Tomáš Radil: Zufall, starker Lebenswille und Solidarität

Tomáš Radil, tschechischer Mediziner, Neurowissenschaftler und Psychologe fand erst 60 Jahre nach Kriegsende die Kraft, das Erlebte in Auschwitz niederzuschreiben und 2009 zu veröffentlichen.

Tomáš Radil: Ein bißchen Leben vor diesem Sterben, aus dem Tschechischen übersetzt von Hubert Laitko, Arco Verlag Wuppertal 2020, 696 Seiten, ISBN 978-3-938375-68-6, € 32,00.

 

Tomáš Radil, tschechischer Mediziner, Neurowissenschaftler und Psychologe fand erst 60 Jahre nach Kriegsende die Kraft, das Erlebte in Auschwitz niederzuschreiben und 2009 zu veröffentlichen. Der Deutsch-Tschechische Zukunftsfonds ermöglichte 2020 auch eine deutsche Übersetzung.

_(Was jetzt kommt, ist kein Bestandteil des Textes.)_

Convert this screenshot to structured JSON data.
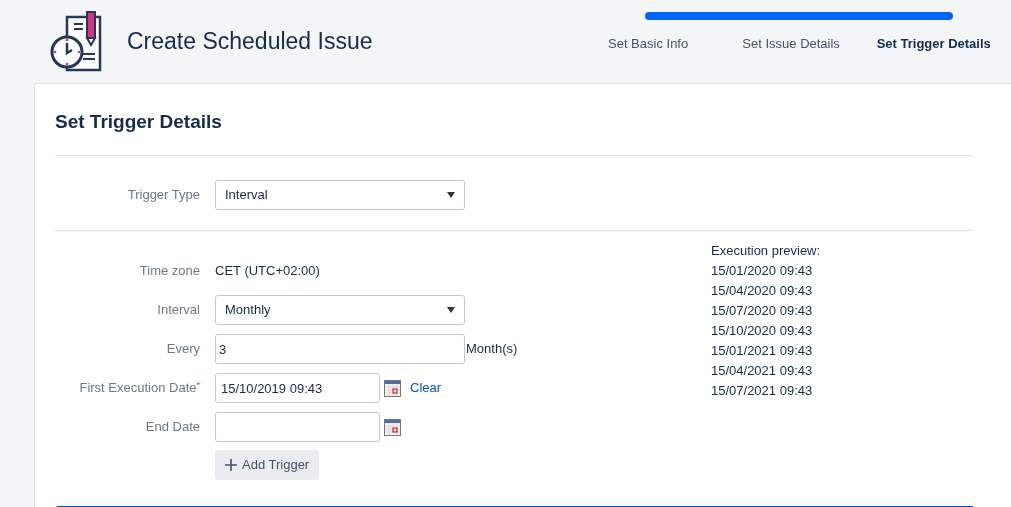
{
  "header": {
    "title": "Create Scheduled Issue",
    "steps": [
      {
        "label": "Set Basic Info",
        "selected": false
      },
      {
        "label": "Set Issue Details",
        "selected": false
      },
      {
        "label": "Set Trigger Details",
        "selected": true
      }
    ]
  },
  "section": {
    "title": "Set Trigger Details",
    "trigger_type": {
      "label": "Trigger Type",
      "value": "Interval"
    },
    "rows": [
      {
        "kind": "text",
        "label": "Time zone",
        "value": "CET (UTC+02:00)"
      },
      {
        "kind": "select",
        "label": "Interval",
        "value": "Monthly"
      },
      {
        "kind": "input",
        "label": "Every",
        "value": "3",
        "suffix": "Month(s)"
      },
      {
        "kind": "date",
        "label": "First Execution Date",
        "required_mark": "*",
        "value": "15/10/2019 09:43",
        "clear": "Clear"
      },
      {
        "kind": "date",
        "label": "End Date"
      }
    ],
    "add_button": "Add Trigger",
    "preview": {
      "title": "Execution preview:",
      "dates": [
        "15/01/2020 09:43",
        "15/04/2020 09:43",
        "15/07/2020 09:43",
        "15/10/2020 09:43",
        "15/01/2021 09:43",
        "15/04/2021 09:43",
        "15/07/2021 09:43"
      ]
    }
  }
}
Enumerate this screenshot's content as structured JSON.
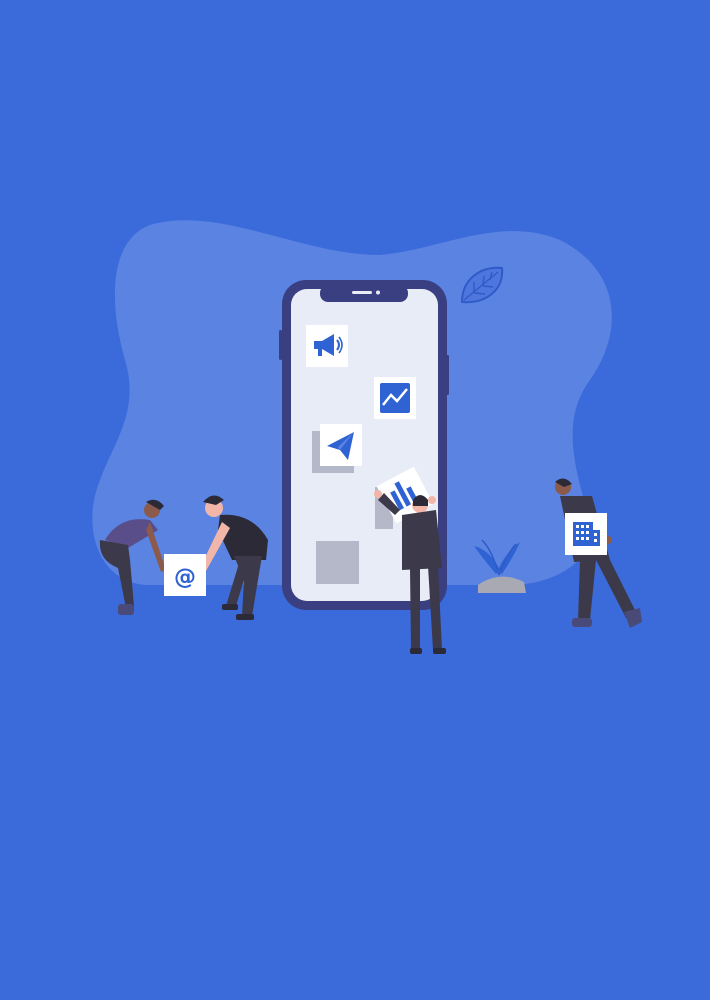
{
  "scene": {
    "background_color": "#3B6BDA",
    "blob_color": "#5A83E2",
    "phone_frame_color": "#3A3F82",
    "phone_screen_color": "#E8ECF6",
    "icon_color": "#2F62D2",
    "card_shadow_color": "#B5B8C8",
    "figure_color": "#3C3A4A",
    "skin_color": "#F2B6A8",
    "icons": [
      "megaphone-icon",
      "analytics-chart-icon",
      "paper-plane-icon",
      "bar-chart-icon",
      "at-sign-icon",
      "office-building-icon",
      "leaf-icon",
      "plant-icon"
    ]
  },
  "email_card": {
    "symbol": "@"
  }
}
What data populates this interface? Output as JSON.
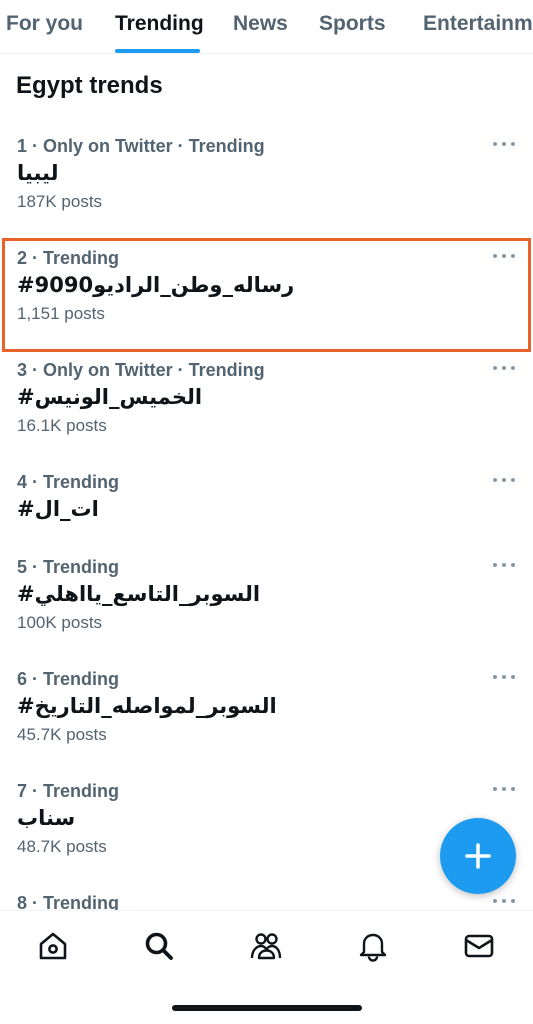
{
  "tabs": [
    {
      "label": "For you"
    },
    {
      "label": "Trending"
    },
    {
      "label": "News"
    },
    {
      "label": "Sports"
    },
    {
      "label": "Entertainme"
    }
  ],
  "active_tab": "Trending",
  "section_title": "Egypt trends",
  "trends": [
    {
      "meta": "1 · Only on Twitter · Trending",
      "name": "ليبيا",
      "posts": "187K posts"
    },
    {
      "meta": "2 · Trending",
      "name": "#رساله_وطن_الراديو9090",
      "posts": "1,151 posts"
    },
    {
      "meta": "3 · Only on Twitter · Trending",
      "name": "#الخميس_الونيس",
      "posts": "16.1K posts"
    },
    {
      "meta": "4 · Trending",
      "name": "#ات_ال",
      "posts": ""
    },
    {
      "meta": "5 · Trending",
      "name": "#السوبر_التاسع_يااهلي",
      "posts": "100K posts"
    },
    {
      "meta": "6 · Trending",
      "name": "#السوبر_لمواصله_التاريخ",
      "posts": "45.7K posts"
    },
    {
      "meta": "7 · Trending",
      "name": "سناب",
      "posts": "48.7K posts"
    },
    {
      "meta": "8 · Trending",
      "name": "",
      "posts": ""
    }
  ],
  "highlighted_trend": 2,
  "colors": {
    "accent": "#1d9bf0",
    "highlight_border": "#e8622a",
    "secondary_text": "#536471"
  },
  "bottom_nav": [
    {
      "icon": "home-icon"
    },
    {
      "icon": "search-icon"
    },
    {
      "icon": "communities-icon"
    },
    {
      "icon": "notifications-icon"
    },
    {
      "icon": "messages-icon"
    }
  ]
}
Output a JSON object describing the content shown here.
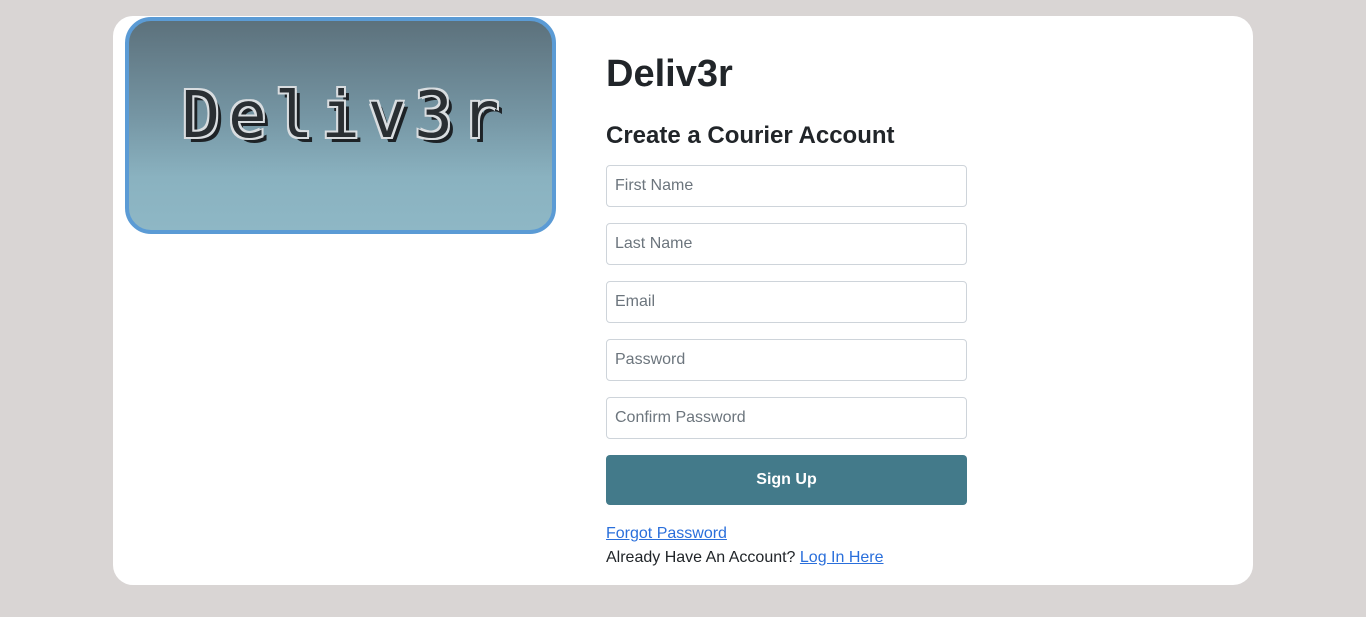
{
  "logo": {
    "text": "Deliv3r"
  },
  "brand": {
    "title": "Deliv3r"
  },
  "form": {
    "heading": "Create a Courier Account",
    "fields": {
      "first_name": {
        "placeholder": "First Name",
        "value": ""
      },
      "last_name": {
        "placeholder": "Last Name",
        "value": ""
      },
      "email": {
        "placeholder": "Email",
        "value": ""
      },
      "password": {
        "placeholder": "Password",
        "value": ""
      },
      "confirm_password": {
        "placeholder": "Confirm Password",
        "value": ""
      }
    },
    "submit_label": "Sign Up"
  },
  "links": {
    "forgot_password": "Forgot Password",
    "already_account_text": "Already Have An Account?",
    "login_here": "Log In Here"
  },
  "colors": {
    "page_background": "#d9d5d4",
    "card_background": "#ffffff",
    "button": "#437a8a",
    "link": "#2a6fdb",
    "logo_border": "#5b9bd5"
  }
}
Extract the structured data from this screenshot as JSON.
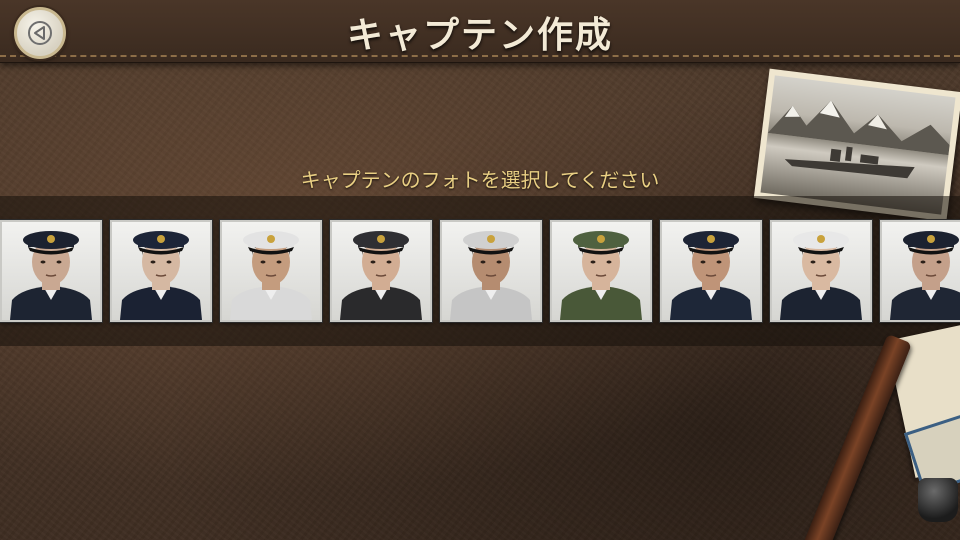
{
  "header": {
    "title": "キャプテン作成"
  },
  "prompt": "キャプテンのフォトを選択してください",
  "captains": [
    {
      "uniform": "#1d2432",
      "cap": "#1c2230",
      "hair": "#d9d9d9",
      "skin": "#c9a892"
    },
    {
      "uniform": "#1b2233",
      "cap": "#1d2538",
      "hair": "#2a211b",
      "skin": "#d5b8a2"
    },
    {
      "uniform": "#d9d9d9",
      "cap": "#e3e3e3",
      "hair": "#2a211b",
      "skin": "#c49c7e"
    },
    {
      "uniform": "#2a2a2c",
      "cap": "#2f2f33",
      "hair": "#3b2a20",
      "skin": "#d2ad93"
    },
    {
      "uniform": "#c5c5c5",
      "cap": "#d0d0d0",
      "hair": "#4a3c31",
      "skin": "#b58c70"
    },
    {
      "uniform": "#495838",
      "cap": "#4f6140",
      "hair": "#2e2018",
      "skin": "#d6b49b"
    },
    {
      "uniform": "#1e2738",
      "cap": "#1d2435",
      "hair": "#1b1613",
      "skin": "#bf9478"
    },
    {
      "uniform": "#1c2331",
      "cap": "#e8e8e8",
      "hair": "#2e2018",
      "skin": "#d9b9a1"
    },
    {
      "uniform": "#1f2634",
      "cap": "#1c2230",
      "hair": "#cfcfcf",
      "skin": "#c4a08a"
    }
  ]
}
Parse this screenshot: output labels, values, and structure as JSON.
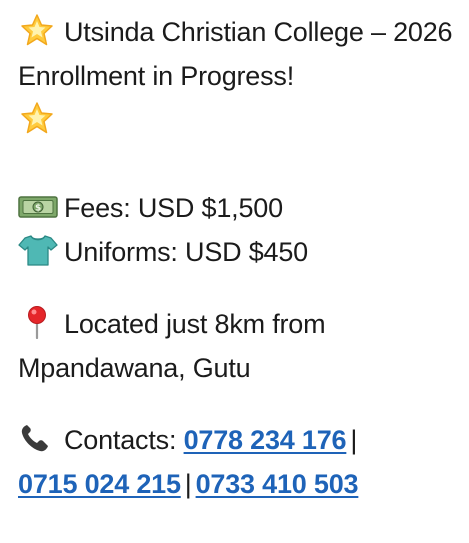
{
  "message": {
    "title_line": "Utsinda Christian College – 2026 Enrollment in Progress!",
    "fees": "Fees: USD $1,500",
    "uniforms": "Uniforms: USD $450",
    "location": "Located just 8km from Mpandawana, Gutu",
    "contacts_label": "Contacts:",
    "separator": "|",
    "phones": [
      "0778 234 176",
      "0715 024 215",
      "0733 410 503"
    ]
  },
  "icons": {
    "title_start": "glowing-star-icon",
    "title_end": "glowing-star-icon",
    "fees": "dollar-banknote-icon",
    "uniforms": "t-shirt-icon",
    "location": "round-pushpin-icon",
    "contacts": "telephone-receiver-icon"
  },
  "colors": {
    "text": "#1b1b1b",
    "link": "#1e63b8",
    "background": "#ffffff"
  }
}
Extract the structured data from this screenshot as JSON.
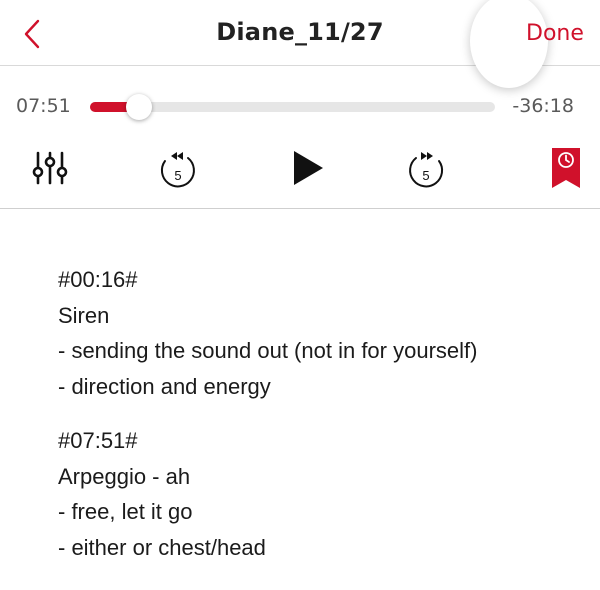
{
  "header": {
    "title": "Diane_11/27",
    "done_label": "Done",
    "back_icon": "chevron-left-icon"
  },
  "colors": {
    "accent": "#d0112b",
    "track": "#e6e6e6",
    "text": "#1b1b1b",
    "muted": "#5a5a5a"
  },
  "player": {
    "elapsed": "07:51",
    "remaining": "-36:18",
    "progress_fraction": 0.12,
    "skip_back_seconds": "5",
    "skip_forward_seconds": "5",
    "icons": {
      "equalizer": "sliders-icon",
      "rewind": "skip-back-5-icon",
      "play": "play-icon",
      "forward": "skip-forward-5-icon",
      "bookmark": "bookmark-clock-icon"
    }
  },
  "notes": [
    {
      "timestamp": "#00:16#",
      "lines": [
        "Siren",
        "- sending the sound out (not in for yourself)",
        "- direction and energy"
      ]
    },
    {
      "timestamp": "#07:51#",
      "lines": [
        "Arpeggio - ah",
        "- free, let it go",
        "- either or chest/head"
      ]
    }
  ]
}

Als Zeitzeuge der Archivs „Memory of nations“ schildert er die erst späte Deportation der ungarischen Juden ab Juni 1944 in seiner Heimatstadt, die von den mit Deutschland verbündeten Ungarn mit gleicher Systematik erledigt wurde. Die jüdischen Gemeinden sind derzeit gut informiert, was mit den Juden in anderen Ländern geschehen ist. Radils Großvater, der Vorsteher einer jüdischen Gemeinde, sichert durch vorbereitende Aktionen die Lebensbedingungen seiner Gemeindemitglieder bis zur Deportation. In der Familie bekommt der damals Dreizehnjährige durch offenen Umgang mit der politischen Situation und dem, was zu erwarten sei, eine Lektion für ein schnelles Erwachsenwerden. Große Hoffnungen setzen die ungarischen Juden in die katholische Kirche. Geflüchtete Häftlinge aus Auschwitz haben dem Vatikan von der Vernichtung berichtet, zudem gibt es Hoffnungen auf ein baldiges Kriegsende.

Bis in die intimsten Bereiche beschreibt Radil den Transport, das Leben und die Menschen in Birkenau. Aber es sind nicht nur die Erinnerungen eines Jugendlichen, sondern reflektierte Beschreibungen eines Psychologen zu Mechanismen und zu menschlichem Verhalten unter Extrembedingungen.

Ein aufgeweckter Junge solidarisiert sich mit anderen Jungen und gemeinsam realisieren sie Strategien zum Überleben, suchen Kontakte zu vorbildlichen Erwachsenen, stützen sich und geben einander moralischen Halt. Die meisten überleben die Selektionen nicht. Radil erlebt die Befreiung zufällig auf einer Krankenstation.

Die spätere Berufswahl war damit wohl schon vorprogrammiert. Zeitlebens beschäftigte er sich mit dem Holocaust und forschte über die Entstehung von Hass. Neunzigjährig verstarb Radil in diesem Jahr in Prag.